Microsoft's AI generates 3D objects from 2D images

The AI research labs at Facebook, Nvidia, and startups like Threedy.ai have at various points tried their hand at the challenge of 2D-object-to-3D-shape conversion. But in a new preprint paper, a team hailing from Microsoft Research detail a framework that they claim is the first "scalable" training technique for 3D models from 2D data. They say it can consistently learn to generate better shapes than existing models when trained with exclusively 2D images, which could be a boon for video game developers, ecommerce businesses, and animation studios that lack the means or expertise to create 3D shapes from scratch.

In contrast to previous work, the researchers sought to take advantage of fully featured industrial renderers -- i.e., software that produces images from display data. To that end, they train a generative model for 3D shapes such that rendering the shapes generates images matching the distribution of a 2D data set. The generator model takes in a random input vector (values representing the data set's features) and generates a continuous voxel representation (values on a grid in 3D space) of the 3D object. Then, it feeds the voxels to a non-differentiable rendering process, which thresholds them to discrete values before they're rendered using an off-the-shelf renderer (the Pyrender, which is built on top of OpenGL).

A novel proxy neural renderer directly renders the continuous voxel grid generated by the 3D generative model. As the researchers explain, it's trained to match the rendering output of the off-the-shelf renderer given a 3D mesh input.

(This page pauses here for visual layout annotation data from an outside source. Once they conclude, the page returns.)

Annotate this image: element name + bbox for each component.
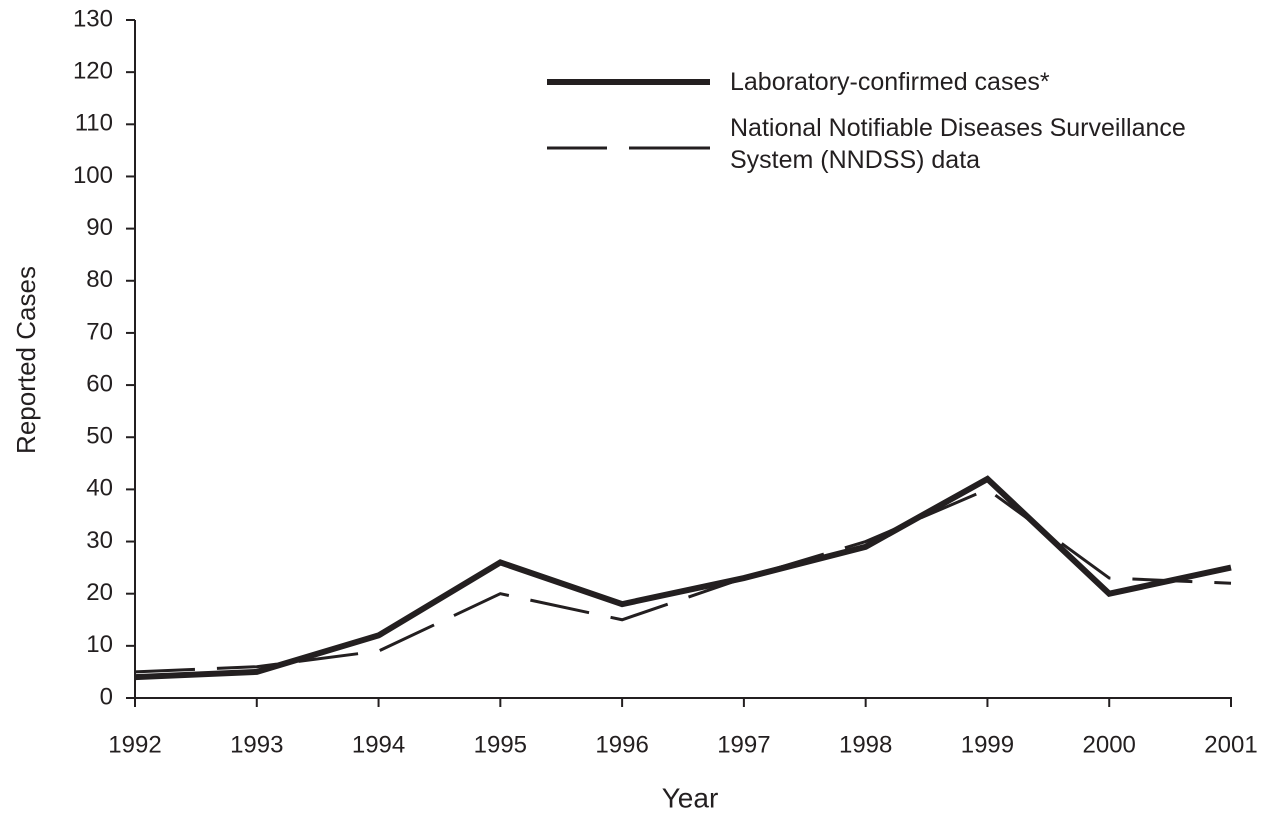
y-tick-label: 40 [86,475,113,502]
y-tick-label: 80 [86,266,113,293]
x-axis-title: Year [662,782,719,813]
y-tick-label: 120 [73,57,113,84]
y-tick-label: 130 [73,5,113,32]
x-tick-label: 1993 [230,731,283,758]
y-tick-label: 60 [86,370,113,397]
y-tick-label: 90 [86,214,113,241]
y-tick-label: 100 [73,162,113,189]
x-tick-label: 1997 [717,731,770,758]
series-line [134,475,1232,681]
y-tick-label: 50 [86,423,113,450]
x-tick-label: 2001 [1204,731,1257,758]
y-tick-label: 20 [86,579,113,606]
y-tick-label: 10 [86,631,113,658]
x-tick-label: 1992 [108,731,161,758]
y-tick-label: 30 [86,527,113,554]
x-tick-label: 1999 [961,731,1014,758]
legend-label: Laboratory-confirmed cases* [730,68,1050,96]
series-line [134,487,1232,674]
y-tick-label: 0 [100,683,113,710]
x-tick-label: 1998 [839,731,892,758]
y-axis-title: Reported Cases [11,266,41,454]
x-tick-label: 1996 [595,731,648,758]
y-tick-label: 70 [86,318,113,345]
x-tick-label: 1995 [474,731,527,758]
legend-label: National Notifiable Diseases Surveillanc… [730,114,1186,174]
x-tick-label: 1994 [352,731,405,758]
x-tick-label: 2000 [1083,731,1136,758]
y-tick-label: 110 [75,110,113,137]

In experiments, the team employed a 3D convolutional GAN architecture for the generator. (GANs are two-part AI models comprising generators that produce synthetic examples from random noise sampled using a distribution, which along with real examples from a training data set are fed to the discriminator, which attempts to distinguish between the two.) Drawing on a range of synthetic data sets generated from 3D models and a real-life data set, they synthesized images from different object categories, which they rendered from different viewpoints throughout the training process.

The researchers say that their approach takes advantage of the lighting and shading cues the images provide, enabling it to extract more meaningful information per training sample and produce better results in those settings. Moreover, it's able to produce realistic samples when trained on data sets of natural images. "Our approach ... successfully detects the interior structure of concave objects using the differences in light exposures between surfaces," wrote the paper's coauthors, "enabling it to accurately capture concavities and hollow spaces."

They leave to future work incorporating color, material, and lighting prediction into their system to extend it to work with more "general" real-world data sets.